NASHVILLE, Tenn. (AP) -- Ryman Hospitality Properties Inc. said Tuesday that its second-quarter profit view but results fell short of Wall Street expectations due to weaker demand and fewer savings than expected from the company's recent transition to a real estate investment trust.
The Nashville, Tenn., company, which owns properties such as Gaylord Opryland and the Grand Ole Opry, cut its outlook for the year, and shares fell 3.5 percent Tuesday.
Ryman warned investors in June that it was struggling with slower hotel bookings.
CEO Colin Reed said Tuesday that he was disappointed in the quarter, but Ryman was working to address issues as quickly as possible. This includes better tailoring its sales efforts to draw large group bookings and cutting expenses.
For the quarter ended June 30, Ryman reported net income of $11.5 million, or 18 cents per share. That is up from $9 million, or 17 cents per share, in the same quarter last year.
The company's adjusted funds from operations came to 75 cents. Funds from operations, or FFO, is considered a key operating measure for REITs.
Ryman's revenue for the quarter fell 3 percent to $245.2 million from $253.2 million. Its revenue per available room, a lodging industry metric, fell 3.9 percent to $130.37.
Analysts polled by FactSet were anticipating FFO of $1.07 per share on revenue of $253.2 million.

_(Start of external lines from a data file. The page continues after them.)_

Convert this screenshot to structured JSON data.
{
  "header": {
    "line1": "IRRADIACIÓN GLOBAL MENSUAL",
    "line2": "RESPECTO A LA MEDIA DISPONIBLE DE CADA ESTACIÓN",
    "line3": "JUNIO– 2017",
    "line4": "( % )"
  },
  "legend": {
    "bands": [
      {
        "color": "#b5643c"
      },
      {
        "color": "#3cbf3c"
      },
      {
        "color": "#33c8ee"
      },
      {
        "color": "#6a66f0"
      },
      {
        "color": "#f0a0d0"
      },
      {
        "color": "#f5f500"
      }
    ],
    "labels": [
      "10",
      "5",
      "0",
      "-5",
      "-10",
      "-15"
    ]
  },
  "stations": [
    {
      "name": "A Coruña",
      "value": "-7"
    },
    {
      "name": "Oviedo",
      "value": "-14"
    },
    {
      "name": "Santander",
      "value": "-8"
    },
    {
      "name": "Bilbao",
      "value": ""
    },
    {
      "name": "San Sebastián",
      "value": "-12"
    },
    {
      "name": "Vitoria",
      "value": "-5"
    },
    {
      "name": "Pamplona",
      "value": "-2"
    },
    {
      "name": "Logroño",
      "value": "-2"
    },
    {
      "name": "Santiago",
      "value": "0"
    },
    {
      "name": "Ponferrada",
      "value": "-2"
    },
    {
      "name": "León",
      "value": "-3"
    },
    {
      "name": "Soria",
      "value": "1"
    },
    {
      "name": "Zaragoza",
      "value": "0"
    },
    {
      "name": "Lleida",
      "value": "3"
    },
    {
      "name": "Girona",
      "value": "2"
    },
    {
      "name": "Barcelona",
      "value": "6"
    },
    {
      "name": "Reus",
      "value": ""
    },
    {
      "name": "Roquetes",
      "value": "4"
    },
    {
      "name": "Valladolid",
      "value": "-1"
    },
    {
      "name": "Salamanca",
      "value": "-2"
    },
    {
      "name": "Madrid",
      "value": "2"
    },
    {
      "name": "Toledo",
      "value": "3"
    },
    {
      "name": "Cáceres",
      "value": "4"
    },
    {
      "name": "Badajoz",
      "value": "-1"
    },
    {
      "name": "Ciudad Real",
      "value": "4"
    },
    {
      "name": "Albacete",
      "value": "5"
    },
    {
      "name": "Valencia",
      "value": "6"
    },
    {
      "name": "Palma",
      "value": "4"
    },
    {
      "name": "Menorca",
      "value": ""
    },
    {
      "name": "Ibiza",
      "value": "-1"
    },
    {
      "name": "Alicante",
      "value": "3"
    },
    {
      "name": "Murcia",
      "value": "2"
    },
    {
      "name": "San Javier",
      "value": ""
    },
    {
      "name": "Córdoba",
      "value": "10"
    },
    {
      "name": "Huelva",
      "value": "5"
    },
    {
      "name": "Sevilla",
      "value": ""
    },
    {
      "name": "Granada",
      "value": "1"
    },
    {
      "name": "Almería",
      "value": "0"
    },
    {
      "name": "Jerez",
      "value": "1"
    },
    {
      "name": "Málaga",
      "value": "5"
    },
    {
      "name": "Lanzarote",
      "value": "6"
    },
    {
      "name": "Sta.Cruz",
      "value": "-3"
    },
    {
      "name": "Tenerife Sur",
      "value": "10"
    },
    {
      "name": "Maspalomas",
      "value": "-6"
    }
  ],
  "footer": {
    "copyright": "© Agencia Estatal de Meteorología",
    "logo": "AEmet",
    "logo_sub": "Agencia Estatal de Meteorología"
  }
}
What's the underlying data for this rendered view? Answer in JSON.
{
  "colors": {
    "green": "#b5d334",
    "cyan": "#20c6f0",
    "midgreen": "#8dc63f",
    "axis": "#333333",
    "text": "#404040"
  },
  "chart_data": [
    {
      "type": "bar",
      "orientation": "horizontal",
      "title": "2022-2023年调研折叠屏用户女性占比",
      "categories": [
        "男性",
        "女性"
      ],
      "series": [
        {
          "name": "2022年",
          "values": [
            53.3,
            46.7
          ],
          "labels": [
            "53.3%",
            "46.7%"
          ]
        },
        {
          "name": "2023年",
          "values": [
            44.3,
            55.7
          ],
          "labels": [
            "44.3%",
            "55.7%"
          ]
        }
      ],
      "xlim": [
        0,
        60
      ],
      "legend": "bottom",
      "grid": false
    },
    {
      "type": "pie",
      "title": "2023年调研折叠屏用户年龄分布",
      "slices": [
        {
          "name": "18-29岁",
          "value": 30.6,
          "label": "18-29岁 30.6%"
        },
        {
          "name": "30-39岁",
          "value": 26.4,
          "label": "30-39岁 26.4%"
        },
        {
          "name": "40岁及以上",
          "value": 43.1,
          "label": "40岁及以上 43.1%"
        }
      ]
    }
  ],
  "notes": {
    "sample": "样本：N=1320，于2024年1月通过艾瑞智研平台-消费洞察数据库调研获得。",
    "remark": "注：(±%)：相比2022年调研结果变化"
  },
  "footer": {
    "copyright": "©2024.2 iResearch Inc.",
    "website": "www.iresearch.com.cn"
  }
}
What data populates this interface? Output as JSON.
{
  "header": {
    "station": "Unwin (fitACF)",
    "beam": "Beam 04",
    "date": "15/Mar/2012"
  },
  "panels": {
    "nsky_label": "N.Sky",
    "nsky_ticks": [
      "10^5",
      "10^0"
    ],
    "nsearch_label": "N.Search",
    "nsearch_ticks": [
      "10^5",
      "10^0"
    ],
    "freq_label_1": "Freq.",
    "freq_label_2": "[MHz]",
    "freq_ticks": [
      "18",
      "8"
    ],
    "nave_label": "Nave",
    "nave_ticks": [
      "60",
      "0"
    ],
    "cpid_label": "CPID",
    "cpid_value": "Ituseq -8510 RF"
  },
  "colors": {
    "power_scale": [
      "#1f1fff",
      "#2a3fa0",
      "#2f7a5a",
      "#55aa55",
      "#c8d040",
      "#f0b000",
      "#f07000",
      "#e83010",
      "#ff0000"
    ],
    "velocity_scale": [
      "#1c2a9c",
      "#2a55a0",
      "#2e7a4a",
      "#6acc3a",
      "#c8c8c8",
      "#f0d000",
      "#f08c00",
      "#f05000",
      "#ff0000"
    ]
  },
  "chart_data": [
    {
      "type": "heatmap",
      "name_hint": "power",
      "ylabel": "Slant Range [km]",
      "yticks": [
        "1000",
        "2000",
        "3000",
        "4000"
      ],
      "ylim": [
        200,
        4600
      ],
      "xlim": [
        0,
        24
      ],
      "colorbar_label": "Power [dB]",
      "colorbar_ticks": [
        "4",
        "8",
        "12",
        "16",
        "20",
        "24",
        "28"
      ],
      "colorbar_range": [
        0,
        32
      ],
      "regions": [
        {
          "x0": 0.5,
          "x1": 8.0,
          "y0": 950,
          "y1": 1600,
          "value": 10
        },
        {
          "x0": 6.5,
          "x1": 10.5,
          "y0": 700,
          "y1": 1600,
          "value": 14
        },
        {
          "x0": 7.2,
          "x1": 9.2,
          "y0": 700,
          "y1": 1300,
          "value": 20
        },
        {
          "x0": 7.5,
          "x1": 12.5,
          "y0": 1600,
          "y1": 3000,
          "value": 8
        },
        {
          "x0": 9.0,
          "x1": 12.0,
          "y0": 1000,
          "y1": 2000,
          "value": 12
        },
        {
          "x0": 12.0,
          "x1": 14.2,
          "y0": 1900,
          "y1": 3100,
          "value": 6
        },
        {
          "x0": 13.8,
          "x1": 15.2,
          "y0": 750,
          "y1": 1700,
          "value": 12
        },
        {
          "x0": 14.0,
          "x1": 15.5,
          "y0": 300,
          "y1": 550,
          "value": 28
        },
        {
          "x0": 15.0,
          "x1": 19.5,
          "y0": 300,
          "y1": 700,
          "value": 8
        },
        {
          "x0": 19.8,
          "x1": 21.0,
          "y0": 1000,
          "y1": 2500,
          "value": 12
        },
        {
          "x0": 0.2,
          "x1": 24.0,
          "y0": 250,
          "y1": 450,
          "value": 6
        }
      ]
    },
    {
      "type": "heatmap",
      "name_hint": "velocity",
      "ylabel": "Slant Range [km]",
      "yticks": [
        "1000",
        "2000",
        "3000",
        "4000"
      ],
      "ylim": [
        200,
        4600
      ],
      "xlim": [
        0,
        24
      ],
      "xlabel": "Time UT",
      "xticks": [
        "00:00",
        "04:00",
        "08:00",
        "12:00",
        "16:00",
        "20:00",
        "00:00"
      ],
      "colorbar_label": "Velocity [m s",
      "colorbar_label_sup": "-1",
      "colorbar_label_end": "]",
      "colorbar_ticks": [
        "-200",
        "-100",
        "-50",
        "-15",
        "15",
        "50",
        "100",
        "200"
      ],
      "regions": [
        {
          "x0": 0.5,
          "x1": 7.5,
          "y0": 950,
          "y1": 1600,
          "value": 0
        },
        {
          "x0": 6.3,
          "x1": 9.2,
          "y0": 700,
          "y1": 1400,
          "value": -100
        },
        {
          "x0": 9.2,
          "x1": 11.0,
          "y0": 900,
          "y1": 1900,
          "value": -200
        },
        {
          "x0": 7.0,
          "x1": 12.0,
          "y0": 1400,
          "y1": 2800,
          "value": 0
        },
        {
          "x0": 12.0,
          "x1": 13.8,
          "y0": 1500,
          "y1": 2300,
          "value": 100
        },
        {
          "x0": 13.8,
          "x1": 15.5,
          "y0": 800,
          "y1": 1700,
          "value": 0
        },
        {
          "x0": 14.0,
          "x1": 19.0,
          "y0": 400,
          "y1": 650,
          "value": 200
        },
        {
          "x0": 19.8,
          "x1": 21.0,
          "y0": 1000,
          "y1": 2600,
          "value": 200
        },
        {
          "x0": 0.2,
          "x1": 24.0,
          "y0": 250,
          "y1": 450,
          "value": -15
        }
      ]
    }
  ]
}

Ryman handed over management of four of its properties Marriott International Inc. in October as part of its reorganization to become a real estate investment trust. Reed said Tuesday that this transition has not gone as smoothly as planned.
The company also said that it wasn't realizing cost benefits from its conversion to a REIT as quickly as it had anticipated.
Given its recent challenges, Ryman lowered some performance forecasts for the full year. The company now expects its funds from operations, excluding one-time items, of between $3.28 and $3.49 per share for the year, versus its prior forecast of $3.43 to $3.82 per share.
Shares dropped $1.26 to close at $35.21 Tuesday. The stock has dropped 8.5 percent this year.